Worthington Syndrome hits home
Alex Leggett
Yes, Joe Hockey was right. Champagne doesn’t make you any more drunk than a Vodka Cruiser. I’ve tried it. Although this wasn’t real champagne - I think it was from a Spanish supermarket. I now have a severe antipathy for both parties, which is as easier than downing a Waterfall. And I now share a social antipathy to binge-drinking fiestas that get out of hand and soon you’re face is being splashed all over the news like Corey Worthington, and reaping piles of cash for it. Why not? However, I’d rather plunge into a Scandinavian lake than be interviewed by Anna Coren. Let alone, be condescended to and forced to take off my sunnies.
The Rudd government was going to receive a $1.3 billion revenue from their new legislation that would supposedly put nation-wide halt on binge drinking.

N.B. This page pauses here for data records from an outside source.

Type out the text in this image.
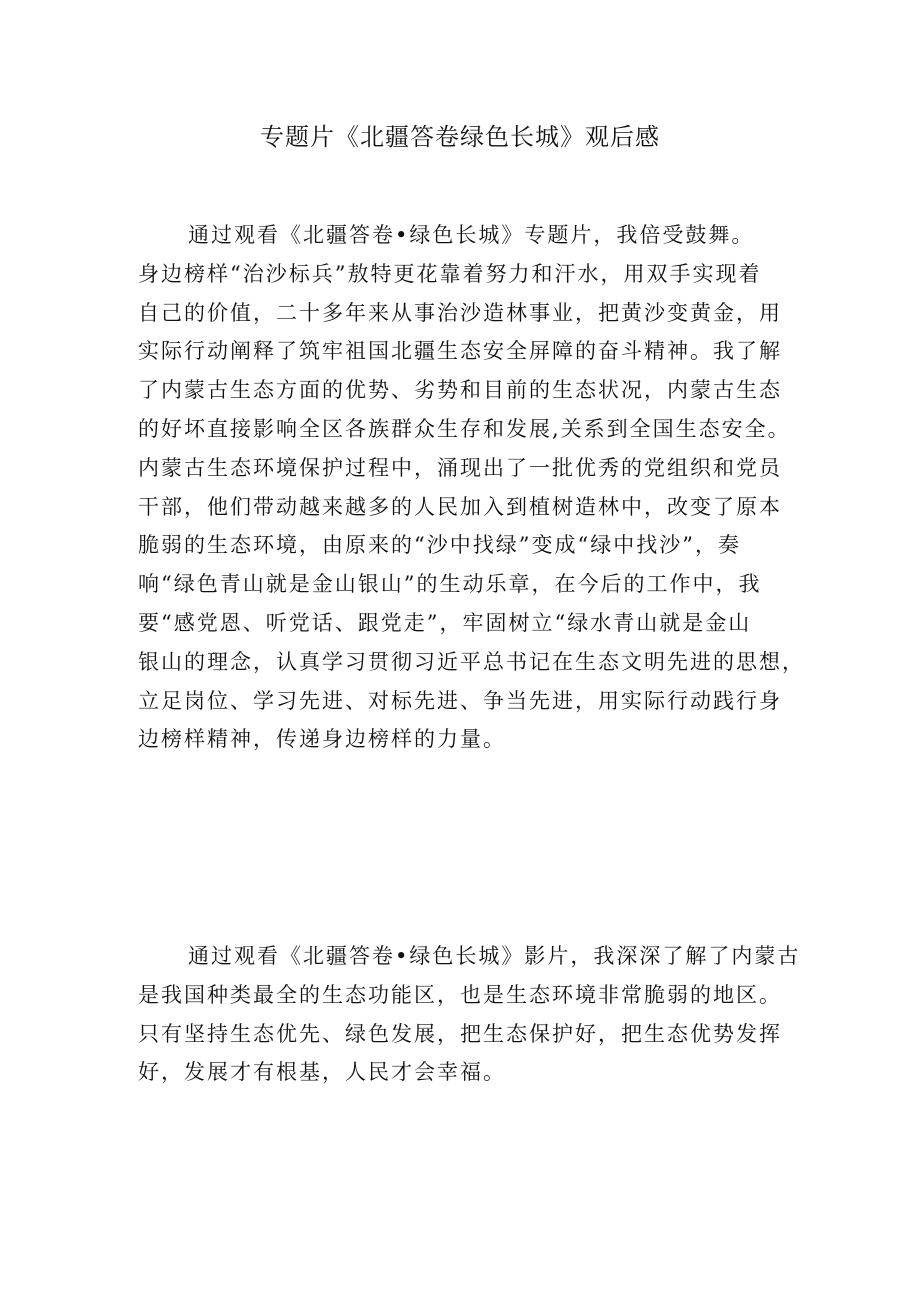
专题片《北疆答卷绿色长城》观后感
通过观看《北疆答卷•绿色长城》专题片，我倍受鼓舞。
身边榜样“治沙标兵”敖特更花靠着努力和汗水，用双手实现着
自己的价值，二十多年来从事治沙造林事业，把黄沙变黄金，用
实际行动阐释了筑牢祖国北疆生态安全屏障的奋斗精神。我了解
了内蒙古生态方面的优势、劣势和目前的生态状况，内蒙古生态
的好坏直接影响全区各族群众生存和发展,关系到全国生态安全。
内蒙古生态环境保护过程中，涌现出了一批优秀的党组织和党员
干部，他们带动越来越多的人民加入到植树造林中，改变了原本
脆弱的生态环境，由原来的“沙中找绿”变成“绿中找沙”，奏
响“绿色青山就是金山银山”的生动乐章，在今后的工作中，我
要“感党恩、听党话、跟党走”，牢固树立“绿水青山就是金山
银山的理念，认真学习贯彻习近平总书记在生态文明先进的思想，
立足岗位、学习先进、对标先进、争当先进，用实际行动践行身
边榜样精神，传递身边榜样的力量。
通过观看《北疆答卷•绿色长城》影片，我深深了解了内蒙古
是我国种类最全的生态功能区，也是生态环境非常脆弱的地区。
只有坚持生态优先、绿色发展，把生态保护好，把生态优势发挥
好，发展才有根基，人民才会幸福。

However, it won’t stop the hoards of drunkards that swarm on Caxton St after a match at Suncorp and turn to ripping roof tiles off when they are no longer served at around 3am. Residents take cover and cower under their beds when this sort of rebellion turns ugly.
What ever happened to having drinks at dinner and the family? It’s a great way to build immunity to imposing legislation that little to no effect on peoples’ social habits. You get to insult your family and no one remembers it. Great. Just a few bottles of red later you’re lying on the grass outside, rolling around with your grandad and recanting strange accounts of war, when things were sparse but happiness was aplenty. Alcohol may become sparse, but, there is still an overriding joy in binging at home.